In un celebre film di Lars Von Trier, Il Grande Capo, il titolare di una azienda (di software), per gestire con maggiore agilità le attività aziendali e le relazioni con i suoi collaboratori, decide di inventare la figura mitica di un presidente invisibile (il grande capo, appunto), lontano e irraggiungibile, e di attribuirgli sistematicamente la responsabilità delle decisioni più impopolari e dolorose.
Con questa subdola strategia, il "capo" riesce a governare l'azienda mantenendo un buon livello di consenso personale e riuscendo sempre scaricare sul "grande capo" (invisibile) tutte le azioni e le decisioni che possono far crollare la base del suo consenso.
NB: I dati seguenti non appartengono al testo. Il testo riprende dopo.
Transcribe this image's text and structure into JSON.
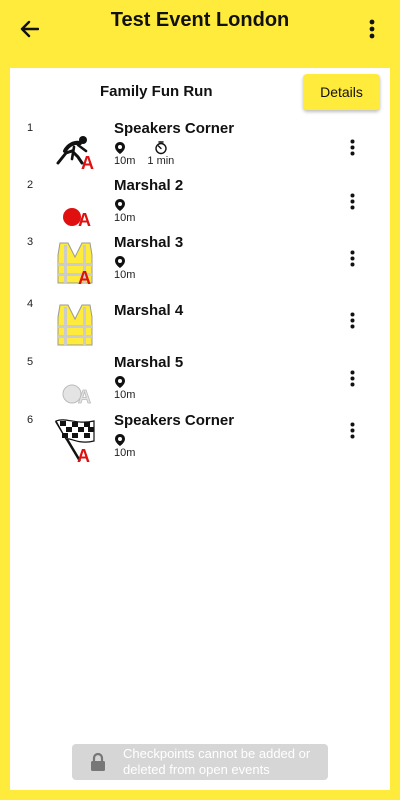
{
  "appbar": {
    "title": "Test Event London",
    "back_icon": "arrow-back-icon",
    "menu_icon": "more-vertical-icon"
  },
  "route": {
    "title": "Family Fun Run",
    "details_label": "Details"
  },
  "checkpoints": [
    {
      "number": "1",
      "name": "Speakers Corner",
      "icon": "start-runner-icon",
      "distance": "10m",
      "time": "1 min"
    },
    {
      "number": "2",
      "name": "Marshal 2",
      "icon": "red-dot-icon",
      "distance": "10m"
    },
    {
      "number": "3",
      "name": "Marshal 3",
      "icon": "hi-vis-vest-icon",
      "distance": "10m"
    },
    {
      "number": "4",
      "name": "Marshal 4",
      "icon": "hi-vis-vest-icon"
    },
    {
      "number": "5",
      "name": "Marshal 5",
      "icon": "grey-dot-icon",
      "distance": "10m"
    },
    {
      "number": "6",
      "name": "Speakers Corner",
      "icon": "finish-flag-icon",
      "distance": "10m"
    }
  ],
  "notice": {
    "text": "Checkpoints cannot be added or deleted from open events",
    "icon": "lock-icon"
  },
  "colors": {
    "brand_yellow": "#FFEB3B",
    "accent_red": "#E01010",
    "notice_grey": "#D6D6D6"
  }
}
Tutto funziona alla meraviglia fino al punto in cui l'azienda deve essere messa in vendita e il compratore pretende di negoziare l'affare direttamente con il presidente cioè con il grande capo in persona.
Per tentare di cavarsela e riuscire a vendere l'azienda, il capo assume un attore professionista mettendolo a recitare la parte del presidente e lasciandolo in balia delle rancorose ritorsioni di tutti i colleghi che, finalmente, possono guardare in faccia la causa ultima dei loro mali.
La metafora di Von Trier, a mio avviso, descrive perfettamente la nostra attuale situazione.
La classe politica nazionale (il capo) vorrebbe sempre agire per il bene dei cittadini, aumentando i servizi e riducendo le tasse, ma non può farlo a causa della enorme montagna di debito pubblico che l'Europa (il grande capo) ci impone di ridurre adottando manovre economiche "lacrime e sangue" che scongiurano la bancarotta e consentono al Paese di continuare ad "onorare la sua firma sovrana" (cioè continuare a pagare gli interessi sul debito).
Il grande capo è un capo più forte del capo, è più forte della classe politica e anche del Governo.
Il grande capo non ammette tentennamenti, è implacabile nei suoi giudizi e non è soggetto a nessun'altra superiore autorità.
Il grande capo non può essere mai contraddetto perchè sa sempre qual'è il nostro bene anche quando ci chiede sacrifici.
Ecco come si mette all'angolo la Democrazia: invocando una superiore ed ineluttabile necessità alla quale il popolo non può sottrarsi ed affidando l'espressione di questa volontà superiore ad entità mitologiche e misteriose (il debito... l'europa... il mercato...) che non si materializzano mai in qualcosa di concreto e visibile, in qualcosa che si può comprendere fino in fondo o in qualcuno con cui si può interagire in modo diretto e dialettico.
Poi però, quando i nodi vengono al pettine, quando arriva il "compratore", quando bisogna fare sul serio, il grande capo acquista un volto, una fisionomia e finalmente sappiamo con chi prendercela.
A questo punto possiamo fare solo due cose: indignarci ed accanirci contro l'attore (credendo che sia davvero lui il grande capo) oppure togliergli la maschera, obbligarlo a parlare, a rivelarci le diaboliche regole del gioco di cui siamo stati, per troppo tempo, ignari giocatori.
Chiedere, insomma, all'attore di rivelarci l'autore e il copione della commedia.